Sen. Jim Bunning, R-Ky., has put a hold on the extension bill, but one of the key reasons the measure is blocked is the effort of Sen. Jon Kyl, R-Ariz., to use it as a way of forcing a cut in the estate tax. Kyl is essentially leveraging the unemployed to get a deal on estate tax relief that would cost $138 billion over the next decade, according to estimates by the Center on Budget and Policy Priorities. The estate tax has already been cut sharply, so the reduction Kyl is pushing along with Sen. Blanche Lincoln, D-Ark., would affect the estates of fewer than three out of every 1,000 people who die, according to the Tax Policy Center.

The proposal helps estates worth more than $7 million in the case of couples.

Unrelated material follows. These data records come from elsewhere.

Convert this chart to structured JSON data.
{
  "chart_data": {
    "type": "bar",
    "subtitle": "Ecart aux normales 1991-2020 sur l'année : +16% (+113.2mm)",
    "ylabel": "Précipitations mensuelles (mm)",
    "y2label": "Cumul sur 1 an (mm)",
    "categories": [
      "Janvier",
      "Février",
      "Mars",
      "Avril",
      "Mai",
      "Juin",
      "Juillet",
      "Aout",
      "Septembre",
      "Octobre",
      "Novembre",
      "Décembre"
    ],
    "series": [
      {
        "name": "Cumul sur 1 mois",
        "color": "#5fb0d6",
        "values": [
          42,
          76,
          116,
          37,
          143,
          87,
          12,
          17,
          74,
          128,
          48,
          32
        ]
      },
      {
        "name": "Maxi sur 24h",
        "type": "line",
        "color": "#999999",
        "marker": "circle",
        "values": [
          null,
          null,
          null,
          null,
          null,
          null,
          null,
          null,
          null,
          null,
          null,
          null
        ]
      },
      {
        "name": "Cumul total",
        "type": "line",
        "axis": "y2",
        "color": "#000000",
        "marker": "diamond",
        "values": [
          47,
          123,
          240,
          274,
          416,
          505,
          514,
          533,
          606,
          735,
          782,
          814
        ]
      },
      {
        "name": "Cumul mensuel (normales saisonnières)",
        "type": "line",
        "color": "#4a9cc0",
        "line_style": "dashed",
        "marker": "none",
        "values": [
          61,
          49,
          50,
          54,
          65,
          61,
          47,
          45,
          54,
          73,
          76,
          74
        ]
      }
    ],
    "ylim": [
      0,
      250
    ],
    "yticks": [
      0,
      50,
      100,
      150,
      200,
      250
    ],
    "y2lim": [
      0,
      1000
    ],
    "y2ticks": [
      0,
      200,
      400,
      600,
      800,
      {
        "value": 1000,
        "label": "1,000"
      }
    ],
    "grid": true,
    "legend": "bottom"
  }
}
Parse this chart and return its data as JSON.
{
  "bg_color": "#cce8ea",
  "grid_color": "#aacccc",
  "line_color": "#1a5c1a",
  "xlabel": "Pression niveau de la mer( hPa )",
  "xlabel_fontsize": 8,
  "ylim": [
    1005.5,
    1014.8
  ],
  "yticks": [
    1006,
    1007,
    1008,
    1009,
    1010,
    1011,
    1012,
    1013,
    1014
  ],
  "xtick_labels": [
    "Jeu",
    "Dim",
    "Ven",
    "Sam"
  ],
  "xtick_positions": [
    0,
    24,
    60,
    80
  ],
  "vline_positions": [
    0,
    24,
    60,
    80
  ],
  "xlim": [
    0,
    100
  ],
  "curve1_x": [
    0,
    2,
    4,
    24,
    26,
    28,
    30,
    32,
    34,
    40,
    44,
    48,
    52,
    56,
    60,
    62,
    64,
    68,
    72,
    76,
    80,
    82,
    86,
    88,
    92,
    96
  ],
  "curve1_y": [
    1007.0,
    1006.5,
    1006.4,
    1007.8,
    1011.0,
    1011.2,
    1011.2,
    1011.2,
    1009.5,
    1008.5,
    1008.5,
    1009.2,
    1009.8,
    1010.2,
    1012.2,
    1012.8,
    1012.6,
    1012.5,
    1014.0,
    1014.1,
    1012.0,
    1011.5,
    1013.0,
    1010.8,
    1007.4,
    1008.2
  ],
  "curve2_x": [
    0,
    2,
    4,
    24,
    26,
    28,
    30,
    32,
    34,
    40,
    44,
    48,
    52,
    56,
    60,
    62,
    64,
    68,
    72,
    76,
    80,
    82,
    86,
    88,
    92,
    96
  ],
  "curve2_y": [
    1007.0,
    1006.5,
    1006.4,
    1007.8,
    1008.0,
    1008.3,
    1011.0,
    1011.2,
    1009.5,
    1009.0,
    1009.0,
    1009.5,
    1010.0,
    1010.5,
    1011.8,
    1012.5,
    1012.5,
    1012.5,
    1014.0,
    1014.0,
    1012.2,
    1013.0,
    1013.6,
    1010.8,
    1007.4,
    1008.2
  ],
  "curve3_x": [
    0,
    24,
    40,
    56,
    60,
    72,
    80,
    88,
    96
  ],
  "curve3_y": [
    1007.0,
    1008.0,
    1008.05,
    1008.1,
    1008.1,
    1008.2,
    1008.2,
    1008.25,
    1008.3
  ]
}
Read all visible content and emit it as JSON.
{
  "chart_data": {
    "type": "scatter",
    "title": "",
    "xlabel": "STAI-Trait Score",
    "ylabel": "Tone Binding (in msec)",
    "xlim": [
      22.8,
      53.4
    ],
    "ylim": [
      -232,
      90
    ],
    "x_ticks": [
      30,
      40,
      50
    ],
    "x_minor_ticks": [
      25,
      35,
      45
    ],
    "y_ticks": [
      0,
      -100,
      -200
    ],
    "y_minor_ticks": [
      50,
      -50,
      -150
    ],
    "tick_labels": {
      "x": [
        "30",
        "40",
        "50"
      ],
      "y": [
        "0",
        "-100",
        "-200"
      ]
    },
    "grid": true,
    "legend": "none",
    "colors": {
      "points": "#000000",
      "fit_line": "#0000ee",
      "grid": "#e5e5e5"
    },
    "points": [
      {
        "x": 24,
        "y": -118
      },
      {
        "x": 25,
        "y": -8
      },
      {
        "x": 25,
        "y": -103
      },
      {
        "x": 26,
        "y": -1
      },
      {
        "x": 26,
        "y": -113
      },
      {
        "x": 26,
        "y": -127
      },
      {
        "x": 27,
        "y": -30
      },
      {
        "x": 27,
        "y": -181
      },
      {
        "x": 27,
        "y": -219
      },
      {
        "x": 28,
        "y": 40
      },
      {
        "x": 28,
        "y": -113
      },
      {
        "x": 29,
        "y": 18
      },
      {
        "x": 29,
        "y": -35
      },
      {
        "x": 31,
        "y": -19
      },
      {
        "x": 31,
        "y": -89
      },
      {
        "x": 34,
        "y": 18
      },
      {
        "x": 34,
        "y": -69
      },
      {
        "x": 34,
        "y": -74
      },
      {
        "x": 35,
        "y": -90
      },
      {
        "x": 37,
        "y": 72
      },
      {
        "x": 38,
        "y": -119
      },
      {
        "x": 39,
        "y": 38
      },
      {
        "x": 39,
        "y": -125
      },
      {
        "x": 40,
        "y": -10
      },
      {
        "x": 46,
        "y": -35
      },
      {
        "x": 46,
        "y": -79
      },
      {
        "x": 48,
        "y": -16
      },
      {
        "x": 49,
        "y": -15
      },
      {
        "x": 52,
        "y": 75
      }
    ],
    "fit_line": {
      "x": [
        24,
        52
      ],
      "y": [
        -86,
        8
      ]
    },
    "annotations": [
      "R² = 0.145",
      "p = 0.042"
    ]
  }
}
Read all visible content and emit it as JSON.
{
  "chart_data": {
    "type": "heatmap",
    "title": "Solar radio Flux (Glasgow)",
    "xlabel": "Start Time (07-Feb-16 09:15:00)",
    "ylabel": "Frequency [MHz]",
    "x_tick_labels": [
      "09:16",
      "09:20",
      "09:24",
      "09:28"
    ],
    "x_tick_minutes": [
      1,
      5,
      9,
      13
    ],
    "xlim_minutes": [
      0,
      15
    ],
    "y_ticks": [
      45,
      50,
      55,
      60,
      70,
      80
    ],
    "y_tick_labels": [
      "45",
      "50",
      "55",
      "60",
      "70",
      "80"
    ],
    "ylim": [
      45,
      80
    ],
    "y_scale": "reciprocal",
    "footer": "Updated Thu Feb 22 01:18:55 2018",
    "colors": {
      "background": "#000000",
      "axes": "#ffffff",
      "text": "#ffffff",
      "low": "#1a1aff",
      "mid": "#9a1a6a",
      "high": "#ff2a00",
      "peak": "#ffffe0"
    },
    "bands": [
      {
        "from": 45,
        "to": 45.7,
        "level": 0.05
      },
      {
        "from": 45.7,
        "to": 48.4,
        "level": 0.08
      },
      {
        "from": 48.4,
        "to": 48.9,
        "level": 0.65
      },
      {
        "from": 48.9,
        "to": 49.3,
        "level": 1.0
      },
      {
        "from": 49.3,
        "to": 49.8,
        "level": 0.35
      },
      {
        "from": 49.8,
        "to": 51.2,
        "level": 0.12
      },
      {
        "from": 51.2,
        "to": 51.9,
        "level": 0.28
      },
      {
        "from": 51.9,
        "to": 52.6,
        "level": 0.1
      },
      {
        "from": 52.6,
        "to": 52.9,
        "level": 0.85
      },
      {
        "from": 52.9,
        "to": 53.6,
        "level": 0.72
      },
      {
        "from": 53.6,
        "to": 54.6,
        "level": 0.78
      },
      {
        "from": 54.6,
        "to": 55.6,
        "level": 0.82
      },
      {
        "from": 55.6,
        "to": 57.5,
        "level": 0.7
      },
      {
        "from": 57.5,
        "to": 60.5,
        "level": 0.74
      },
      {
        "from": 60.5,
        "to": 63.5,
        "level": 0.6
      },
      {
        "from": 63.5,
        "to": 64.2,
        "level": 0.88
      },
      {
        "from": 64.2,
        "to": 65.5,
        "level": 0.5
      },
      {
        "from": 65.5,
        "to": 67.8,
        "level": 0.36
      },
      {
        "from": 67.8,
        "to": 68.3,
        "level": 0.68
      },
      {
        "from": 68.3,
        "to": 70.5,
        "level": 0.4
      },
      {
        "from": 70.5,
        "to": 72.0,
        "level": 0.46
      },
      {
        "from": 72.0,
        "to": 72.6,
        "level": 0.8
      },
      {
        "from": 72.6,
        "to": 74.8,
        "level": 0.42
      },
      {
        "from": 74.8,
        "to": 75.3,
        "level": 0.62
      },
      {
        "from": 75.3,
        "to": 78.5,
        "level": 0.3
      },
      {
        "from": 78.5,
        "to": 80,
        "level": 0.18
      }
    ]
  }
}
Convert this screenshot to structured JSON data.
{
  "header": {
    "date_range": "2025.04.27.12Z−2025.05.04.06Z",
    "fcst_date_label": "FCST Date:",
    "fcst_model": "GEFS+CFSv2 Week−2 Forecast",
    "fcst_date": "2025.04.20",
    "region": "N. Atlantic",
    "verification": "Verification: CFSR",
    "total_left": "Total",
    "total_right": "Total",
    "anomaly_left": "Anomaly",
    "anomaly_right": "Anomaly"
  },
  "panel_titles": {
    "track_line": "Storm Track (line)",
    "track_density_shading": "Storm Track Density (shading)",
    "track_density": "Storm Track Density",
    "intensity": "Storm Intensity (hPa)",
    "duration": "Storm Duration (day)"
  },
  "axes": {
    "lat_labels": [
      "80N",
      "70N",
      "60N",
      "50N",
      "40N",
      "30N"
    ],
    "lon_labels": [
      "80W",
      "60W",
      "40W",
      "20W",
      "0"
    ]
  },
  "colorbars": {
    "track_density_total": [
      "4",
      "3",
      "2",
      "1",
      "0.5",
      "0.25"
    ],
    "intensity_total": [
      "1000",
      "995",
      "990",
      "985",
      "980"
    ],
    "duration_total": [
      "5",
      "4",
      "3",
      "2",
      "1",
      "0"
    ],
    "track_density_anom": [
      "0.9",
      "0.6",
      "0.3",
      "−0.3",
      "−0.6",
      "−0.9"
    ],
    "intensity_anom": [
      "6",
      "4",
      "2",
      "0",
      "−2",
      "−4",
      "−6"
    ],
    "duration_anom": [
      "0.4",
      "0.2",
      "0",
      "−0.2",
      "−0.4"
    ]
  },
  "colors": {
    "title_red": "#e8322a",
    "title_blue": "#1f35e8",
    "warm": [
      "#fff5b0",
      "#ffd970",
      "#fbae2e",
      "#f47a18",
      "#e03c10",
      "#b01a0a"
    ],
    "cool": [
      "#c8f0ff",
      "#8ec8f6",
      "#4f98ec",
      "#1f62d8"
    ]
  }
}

I guess struggling millionaires deserve the same empathy we feel for those without a job.

And notice this: Especially in the Senate, what passes for “bipartisanship” too often involves a Democrat such as Lincoln allying with a Republican on behalf of the wealthiest interests in the country. And we’re supposed to cheer this?

The U.S. is running the largest deficits in history, trillions in debt, can’t get reasonably priced health insurance, home prices underwater, nearly record foreclosures, and 9.5% unemployment…and these Senators think that getting another tax break for the extremely wealthy is a priority. Where is their sense of propriety?